Prairie View board votes to sign separation agreement with superintendent
- Roger Sims
- 5 hours ago
- 2 min read

By Roger Sims, Journal staff
LA CYGNE – The Prairie View USD 362 Board of Education voted unanimously to sign a separation agreement with Superintendent Chris Johnson during a special meeting on Monday, June 1. The details of the agreement were not immediately available.
The board emerged from more than an hour in closed door sessions, most of which to receive legal advice via conference call with an attorney. The board then went into another consecutive executive session to discuss personnel.
Following the vote on signing the separation agreement, the board unanimously voted to make assistant superintendent Joseph Hornback the acting superintendent until further action of the board.
No specific reason was given for the decision to not renew her contract, and board president Russell Pope declined to comment because it was a personnel issue. Nor would Pope comment on any cost of buying out the remainder of Johnson’s contract.
Johnson did not attend the meeting.
The board also met behind closed doors for more than 60 minutes of consecutive executive sessions during the regular board meeting on Thursday, May 28. At some point during those sessions, Johnson, who had been seated at her usual post with the board during the early part of the meeting, left the meeting room and was not there when the open session resumed.
At the board’s December 2025 meeting, one of the items on the agenda was renewal of contracts for administrators, including principals, superintendent and assistant superintendent.

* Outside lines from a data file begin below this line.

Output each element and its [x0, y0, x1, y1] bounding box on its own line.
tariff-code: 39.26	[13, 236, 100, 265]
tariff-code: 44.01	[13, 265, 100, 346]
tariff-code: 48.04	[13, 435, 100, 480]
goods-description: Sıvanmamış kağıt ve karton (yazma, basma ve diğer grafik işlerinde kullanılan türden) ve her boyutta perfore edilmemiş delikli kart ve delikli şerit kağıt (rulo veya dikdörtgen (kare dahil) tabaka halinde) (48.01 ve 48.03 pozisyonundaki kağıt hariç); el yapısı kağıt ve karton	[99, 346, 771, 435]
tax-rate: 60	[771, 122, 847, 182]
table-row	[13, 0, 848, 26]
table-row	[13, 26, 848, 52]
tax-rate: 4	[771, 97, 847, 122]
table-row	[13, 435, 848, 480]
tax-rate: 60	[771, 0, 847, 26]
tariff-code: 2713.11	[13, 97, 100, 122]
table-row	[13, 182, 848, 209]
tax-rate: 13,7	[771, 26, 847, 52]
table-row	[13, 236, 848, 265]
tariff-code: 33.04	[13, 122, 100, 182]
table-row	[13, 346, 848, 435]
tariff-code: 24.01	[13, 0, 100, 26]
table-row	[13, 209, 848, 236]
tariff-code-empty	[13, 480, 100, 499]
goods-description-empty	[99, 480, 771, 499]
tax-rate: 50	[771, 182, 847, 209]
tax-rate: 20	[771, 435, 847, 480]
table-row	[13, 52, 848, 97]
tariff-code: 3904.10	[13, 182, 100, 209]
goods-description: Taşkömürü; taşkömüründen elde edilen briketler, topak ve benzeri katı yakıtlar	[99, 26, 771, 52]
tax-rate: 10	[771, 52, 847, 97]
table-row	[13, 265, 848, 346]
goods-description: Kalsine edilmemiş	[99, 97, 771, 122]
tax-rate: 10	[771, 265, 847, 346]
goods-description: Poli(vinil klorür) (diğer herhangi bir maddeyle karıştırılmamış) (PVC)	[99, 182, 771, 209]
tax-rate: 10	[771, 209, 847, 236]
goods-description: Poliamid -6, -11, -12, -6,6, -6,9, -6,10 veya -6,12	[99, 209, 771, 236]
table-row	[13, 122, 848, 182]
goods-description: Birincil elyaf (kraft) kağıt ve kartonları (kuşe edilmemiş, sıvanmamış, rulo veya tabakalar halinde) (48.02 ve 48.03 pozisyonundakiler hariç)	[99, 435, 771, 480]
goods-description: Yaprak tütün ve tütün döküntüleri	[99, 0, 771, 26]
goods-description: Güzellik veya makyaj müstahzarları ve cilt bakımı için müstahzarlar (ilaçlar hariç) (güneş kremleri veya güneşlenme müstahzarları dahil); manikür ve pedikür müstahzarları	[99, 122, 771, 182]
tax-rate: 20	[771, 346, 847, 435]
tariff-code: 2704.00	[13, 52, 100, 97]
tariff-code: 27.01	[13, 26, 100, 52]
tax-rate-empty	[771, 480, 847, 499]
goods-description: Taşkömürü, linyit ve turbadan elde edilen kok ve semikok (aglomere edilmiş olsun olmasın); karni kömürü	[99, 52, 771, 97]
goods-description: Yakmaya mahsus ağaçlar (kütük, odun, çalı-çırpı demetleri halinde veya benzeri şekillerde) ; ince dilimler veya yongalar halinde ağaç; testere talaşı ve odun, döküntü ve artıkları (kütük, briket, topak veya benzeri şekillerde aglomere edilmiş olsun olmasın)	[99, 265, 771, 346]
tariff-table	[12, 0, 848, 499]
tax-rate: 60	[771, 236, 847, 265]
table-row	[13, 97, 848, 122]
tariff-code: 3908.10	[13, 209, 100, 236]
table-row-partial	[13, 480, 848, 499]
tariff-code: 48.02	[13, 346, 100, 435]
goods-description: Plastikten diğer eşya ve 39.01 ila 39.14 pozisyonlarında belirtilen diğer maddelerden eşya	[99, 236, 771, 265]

After again meeting in executive session, the board emerged to extend all contracts except Johnson’s. While she still had a contract that extended through June 2027, the failure to extend was a blow.
Extension of administrative contracts for two years in advance is a standard practice for top level administrators, including superintendents and principals. The reason is it gives them job security for two school years into the future.
At the board’s April meeting, Johnson told the board that it would be time for her annual evaluation at the May meeting. That item was not on May’s regular meeting agenda, however.
After Thursday night’s meeting, Johnson has not returned to the district office according to staff.
Both Hornback and Johnson were finalists for the superintendent’s post following the resignation of Rex Bollinger in 2023. Johnson came to Prairie View from being the superintendent of the Crane, Mo., school district, and shortly after she was hired on a split vote, the board created the assistant superintendent post and hired Hornback, who had been the principal for Prairie View High School.